Schematic illustration of the proposed method.

$F_{oi} = H_{decomp} (I_{t}, I_{t - 1})$ (1) $F_{o 1} = H_{f} (I_{t_{C}}), F_{o 2} = H_{f} (I_{t - 1_{C}})$ where H_Decomp (·) denotes the decomposition operation. Then, the extracted details F_oi (i = 1, 2) put forward to Equation (2) $F_{Dfi} = H_{RRN} (F_{oi}) (i = 1, 2)$ (2)

H_RRN (·) denotes the residual RNN feature extraction module, consisting of residual learning to extract deep features (DF). Furthermore, the extracted detail feature F_DFi is then upscaled via the upsampling module to eliminate the pixelation effect and estimate extra image details. $F_{UPi} = H_{UP} (F_{DFi}) (i = 1, 2)$ (3)

H_UP (·) and F_UPi refer to the module for increasing resolution and the features that have been increased in resolution, respectively. This approach employs a post-resampling method that relies on the high-level detail obtained from the low-level space and yields improved outcomes for VSR than a predefined upsampling method. Then, the recovered conformation details input IHRC was estimated from F_UPi, where i = 1,2. $I_{HRC} = H_{REC} (F_{UPi})$ (4)

Where H_REC (·) stands for the recovered upsampled input. Finally, these recovered conformation details of IHRC are inputted into a composition module to produce the final HR image IHR, where H_comp (·) represents the composition module. $I_{HR} = H_{comp} (I_{HRC})$ (5)

3.2 Conformation detail-learning

Recovering the high-resolution image from its low-resolution counterpart can be difficult due to its ill-posed problem. To overcome this challenge, the authors in this paper utilized the conformation detailing approach, as shown in Fig. 2. This method learns the high-frequency information, such as texture, separately, thereby enhancing the final image quality.

Fig. 2

Illustration of the decomposition process.

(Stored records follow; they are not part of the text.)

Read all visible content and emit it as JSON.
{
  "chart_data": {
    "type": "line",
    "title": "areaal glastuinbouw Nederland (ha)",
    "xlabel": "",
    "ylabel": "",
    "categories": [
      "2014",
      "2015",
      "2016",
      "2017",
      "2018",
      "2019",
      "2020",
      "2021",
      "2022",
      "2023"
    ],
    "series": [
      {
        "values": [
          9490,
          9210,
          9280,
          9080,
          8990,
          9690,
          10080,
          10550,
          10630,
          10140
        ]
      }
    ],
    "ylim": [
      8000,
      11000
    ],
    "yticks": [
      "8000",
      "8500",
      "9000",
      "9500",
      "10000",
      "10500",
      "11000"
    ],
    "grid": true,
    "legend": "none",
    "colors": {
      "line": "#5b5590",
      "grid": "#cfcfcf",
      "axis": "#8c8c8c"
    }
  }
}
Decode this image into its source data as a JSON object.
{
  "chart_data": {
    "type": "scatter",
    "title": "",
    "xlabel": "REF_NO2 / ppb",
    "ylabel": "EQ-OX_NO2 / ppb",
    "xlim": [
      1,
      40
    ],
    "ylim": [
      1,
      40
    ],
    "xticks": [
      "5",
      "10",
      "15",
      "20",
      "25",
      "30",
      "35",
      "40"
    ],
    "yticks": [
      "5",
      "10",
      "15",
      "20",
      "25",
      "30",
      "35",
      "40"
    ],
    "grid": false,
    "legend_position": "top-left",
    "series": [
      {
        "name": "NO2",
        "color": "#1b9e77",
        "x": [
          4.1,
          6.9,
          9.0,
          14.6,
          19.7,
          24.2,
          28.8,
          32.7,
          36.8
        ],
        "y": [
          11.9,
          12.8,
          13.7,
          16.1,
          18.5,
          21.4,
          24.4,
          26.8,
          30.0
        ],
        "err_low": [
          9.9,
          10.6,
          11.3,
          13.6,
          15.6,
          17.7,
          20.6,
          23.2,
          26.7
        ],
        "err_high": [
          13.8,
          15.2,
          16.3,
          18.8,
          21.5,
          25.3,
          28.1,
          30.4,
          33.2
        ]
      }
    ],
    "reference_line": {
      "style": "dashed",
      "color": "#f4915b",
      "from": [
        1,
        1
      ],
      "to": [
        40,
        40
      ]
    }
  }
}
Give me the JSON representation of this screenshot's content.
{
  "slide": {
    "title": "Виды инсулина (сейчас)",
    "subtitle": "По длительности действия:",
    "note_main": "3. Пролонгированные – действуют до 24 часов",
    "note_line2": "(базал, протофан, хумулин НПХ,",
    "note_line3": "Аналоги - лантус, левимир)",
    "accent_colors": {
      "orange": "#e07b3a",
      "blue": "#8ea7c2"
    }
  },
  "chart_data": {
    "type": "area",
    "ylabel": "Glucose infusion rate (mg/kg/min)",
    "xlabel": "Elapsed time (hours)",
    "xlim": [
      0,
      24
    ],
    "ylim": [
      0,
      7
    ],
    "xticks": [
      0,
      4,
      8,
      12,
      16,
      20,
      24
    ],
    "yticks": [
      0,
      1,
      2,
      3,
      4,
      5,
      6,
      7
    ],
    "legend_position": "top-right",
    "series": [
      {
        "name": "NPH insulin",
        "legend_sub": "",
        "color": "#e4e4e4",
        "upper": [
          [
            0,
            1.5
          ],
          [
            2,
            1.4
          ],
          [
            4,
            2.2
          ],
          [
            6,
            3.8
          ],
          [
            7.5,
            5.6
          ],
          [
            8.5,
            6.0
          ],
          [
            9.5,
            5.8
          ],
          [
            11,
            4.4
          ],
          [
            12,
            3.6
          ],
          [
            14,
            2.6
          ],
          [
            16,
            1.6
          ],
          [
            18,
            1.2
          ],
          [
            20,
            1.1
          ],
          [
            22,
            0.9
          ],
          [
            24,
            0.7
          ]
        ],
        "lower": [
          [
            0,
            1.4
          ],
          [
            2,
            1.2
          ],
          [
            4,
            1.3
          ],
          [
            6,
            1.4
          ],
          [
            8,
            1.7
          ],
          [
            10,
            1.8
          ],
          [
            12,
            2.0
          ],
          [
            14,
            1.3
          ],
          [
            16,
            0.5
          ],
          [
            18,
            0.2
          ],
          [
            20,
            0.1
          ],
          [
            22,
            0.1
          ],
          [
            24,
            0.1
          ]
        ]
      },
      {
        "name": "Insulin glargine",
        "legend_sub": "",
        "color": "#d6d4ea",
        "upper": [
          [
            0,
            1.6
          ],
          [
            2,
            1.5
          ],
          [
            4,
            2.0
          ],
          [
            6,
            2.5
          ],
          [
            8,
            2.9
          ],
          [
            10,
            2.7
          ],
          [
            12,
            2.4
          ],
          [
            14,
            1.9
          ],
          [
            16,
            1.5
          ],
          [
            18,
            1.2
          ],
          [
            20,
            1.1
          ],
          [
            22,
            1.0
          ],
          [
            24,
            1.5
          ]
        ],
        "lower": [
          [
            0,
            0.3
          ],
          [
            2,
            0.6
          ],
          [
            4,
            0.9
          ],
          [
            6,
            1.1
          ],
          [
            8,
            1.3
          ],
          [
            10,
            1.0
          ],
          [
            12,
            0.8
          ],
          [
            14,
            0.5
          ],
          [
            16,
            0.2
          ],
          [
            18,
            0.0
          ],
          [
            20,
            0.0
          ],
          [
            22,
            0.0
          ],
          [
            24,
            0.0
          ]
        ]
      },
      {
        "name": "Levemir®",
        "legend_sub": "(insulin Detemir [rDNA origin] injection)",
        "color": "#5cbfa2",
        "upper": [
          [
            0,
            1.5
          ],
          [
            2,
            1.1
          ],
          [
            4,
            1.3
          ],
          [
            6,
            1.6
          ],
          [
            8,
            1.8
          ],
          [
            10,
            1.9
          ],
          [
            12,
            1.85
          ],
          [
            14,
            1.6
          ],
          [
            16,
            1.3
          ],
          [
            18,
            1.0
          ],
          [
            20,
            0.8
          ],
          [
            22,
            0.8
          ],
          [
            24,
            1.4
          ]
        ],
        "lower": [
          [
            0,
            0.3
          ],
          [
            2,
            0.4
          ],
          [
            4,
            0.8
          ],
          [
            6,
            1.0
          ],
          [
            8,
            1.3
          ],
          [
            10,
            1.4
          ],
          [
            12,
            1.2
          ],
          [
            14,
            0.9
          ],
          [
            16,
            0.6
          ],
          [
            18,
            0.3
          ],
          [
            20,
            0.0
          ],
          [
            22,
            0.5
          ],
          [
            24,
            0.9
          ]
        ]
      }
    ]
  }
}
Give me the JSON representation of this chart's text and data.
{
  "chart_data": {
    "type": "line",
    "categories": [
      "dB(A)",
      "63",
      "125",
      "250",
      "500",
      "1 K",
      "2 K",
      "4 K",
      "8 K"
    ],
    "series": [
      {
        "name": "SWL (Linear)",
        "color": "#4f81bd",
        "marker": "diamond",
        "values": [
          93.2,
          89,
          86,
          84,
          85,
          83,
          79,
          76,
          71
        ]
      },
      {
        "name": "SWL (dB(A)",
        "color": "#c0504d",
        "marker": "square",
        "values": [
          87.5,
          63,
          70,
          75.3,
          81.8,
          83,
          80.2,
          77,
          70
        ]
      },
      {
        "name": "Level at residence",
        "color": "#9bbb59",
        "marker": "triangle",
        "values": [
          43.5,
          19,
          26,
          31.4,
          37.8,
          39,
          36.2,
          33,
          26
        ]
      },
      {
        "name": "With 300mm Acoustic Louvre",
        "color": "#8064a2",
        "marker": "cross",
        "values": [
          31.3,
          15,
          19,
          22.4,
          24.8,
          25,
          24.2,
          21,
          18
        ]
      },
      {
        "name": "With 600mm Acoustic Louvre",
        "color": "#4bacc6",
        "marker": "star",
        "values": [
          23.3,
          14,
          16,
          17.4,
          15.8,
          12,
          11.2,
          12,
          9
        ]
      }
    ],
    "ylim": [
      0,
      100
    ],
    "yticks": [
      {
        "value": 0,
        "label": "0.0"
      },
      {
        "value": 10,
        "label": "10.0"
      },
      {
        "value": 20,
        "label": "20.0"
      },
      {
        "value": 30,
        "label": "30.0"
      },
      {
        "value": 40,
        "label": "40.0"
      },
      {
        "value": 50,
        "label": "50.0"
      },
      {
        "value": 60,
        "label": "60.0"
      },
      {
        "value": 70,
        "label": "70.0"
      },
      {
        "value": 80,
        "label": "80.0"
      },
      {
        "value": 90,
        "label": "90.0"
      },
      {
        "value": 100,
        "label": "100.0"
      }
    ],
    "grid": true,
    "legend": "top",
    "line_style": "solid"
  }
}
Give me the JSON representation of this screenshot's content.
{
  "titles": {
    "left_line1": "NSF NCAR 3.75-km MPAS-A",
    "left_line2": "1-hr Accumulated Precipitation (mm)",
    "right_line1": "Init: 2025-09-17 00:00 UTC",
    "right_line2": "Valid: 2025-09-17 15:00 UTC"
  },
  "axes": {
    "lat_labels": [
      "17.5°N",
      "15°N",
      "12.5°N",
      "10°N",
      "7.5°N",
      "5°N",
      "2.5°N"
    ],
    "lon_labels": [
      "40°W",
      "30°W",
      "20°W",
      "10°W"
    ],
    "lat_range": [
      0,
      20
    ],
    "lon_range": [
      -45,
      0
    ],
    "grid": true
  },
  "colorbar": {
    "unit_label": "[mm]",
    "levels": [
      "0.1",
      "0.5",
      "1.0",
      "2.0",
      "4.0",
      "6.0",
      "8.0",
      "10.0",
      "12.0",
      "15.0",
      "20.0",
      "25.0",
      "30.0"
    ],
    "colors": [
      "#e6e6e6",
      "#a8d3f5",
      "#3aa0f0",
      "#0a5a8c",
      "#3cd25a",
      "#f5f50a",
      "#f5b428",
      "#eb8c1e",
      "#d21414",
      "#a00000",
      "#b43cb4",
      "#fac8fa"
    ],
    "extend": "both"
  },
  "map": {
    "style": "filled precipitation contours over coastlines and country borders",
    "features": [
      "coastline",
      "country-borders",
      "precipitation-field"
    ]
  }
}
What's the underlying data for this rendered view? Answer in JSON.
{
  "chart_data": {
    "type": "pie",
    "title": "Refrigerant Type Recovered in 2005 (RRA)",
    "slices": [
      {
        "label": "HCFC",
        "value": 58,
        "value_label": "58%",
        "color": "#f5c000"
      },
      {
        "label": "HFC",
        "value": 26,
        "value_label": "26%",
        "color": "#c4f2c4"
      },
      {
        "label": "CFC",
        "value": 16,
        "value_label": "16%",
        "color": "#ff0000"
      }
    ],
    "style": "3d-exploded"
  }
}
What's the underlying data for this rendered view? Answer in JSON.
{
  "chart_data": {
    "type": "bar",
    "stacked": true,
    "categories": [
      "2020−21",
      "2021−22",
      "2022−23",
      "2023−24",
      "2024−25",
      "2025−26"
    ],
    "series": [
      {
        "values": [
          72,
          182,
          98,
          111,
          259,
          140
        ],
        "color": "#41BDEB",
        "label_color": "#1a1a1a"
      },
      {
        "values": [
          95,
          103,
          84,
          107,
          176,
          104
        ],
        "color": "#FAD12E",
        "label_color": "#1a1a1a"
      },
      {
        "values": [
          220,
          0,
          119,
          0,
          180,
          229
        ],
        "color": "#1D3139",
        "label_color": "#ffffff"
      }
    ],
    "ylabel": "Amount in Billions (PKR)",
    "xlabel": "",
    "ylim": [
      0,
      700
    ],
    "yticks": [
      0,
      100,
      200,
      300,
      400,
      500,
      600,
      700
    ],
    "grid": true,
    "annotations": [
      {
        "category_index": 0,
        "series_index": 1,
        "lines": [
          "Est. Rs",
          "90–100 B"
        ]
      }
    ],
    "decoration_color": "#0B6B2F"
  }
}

The high-frequency information in an image, such as textures, can be extracted by taking the difference between the original image and a blurred version [27, 44]. This method has been used in low-level image processing tasks, such as identifying boundaries and assessing image quality [45].

Motivated by the above findings to recover high-frequency information, the input image is separated into its high-frequency components, which are obtained by subtracting the original image from a version that has been blurred using a Gaussian filter. These high-frequency details are then used in a composition module to generate the final high-resolution image, as shown in Equation 5.

3.3 Recurrent residual network

This work comprehensively studies different temporal modeling frameworks, which include 2D CNN and RNN. Figure 3(a) and (b) illustrate these networks, respectively, and Fig. 3(c) shows the proposed hidden state architecture. The input frames are joined together in a 2D CNN. RNN, on the other hand, uses fewer frames as input and processes a video sequence repeatedly. Typically, the hidden state at a particular time step is composed of three components: the previous output from time step o_t-1, the previously hidden state representation h_t-1, and the two neighboring frames I_t–1,t. Intuitively, pixels in consecutive frames of a video sequence are often similar. The result is improved by using information from the previous layer to refine the t-th time step that contains the high-frequency details. However, like other video processing tasks, RNN in VSR [21] can be affected by the issue of gradient vanishing [41–43]. The recurrent residual network (RRN) is proposed to overcome this problem, which uses residual learning and includes identity skip connections [37].

Fig. 3

Frameworks for modelling temporal data that are frequently used: A) 2D CNN, B) RNN, C) Proposed RRN.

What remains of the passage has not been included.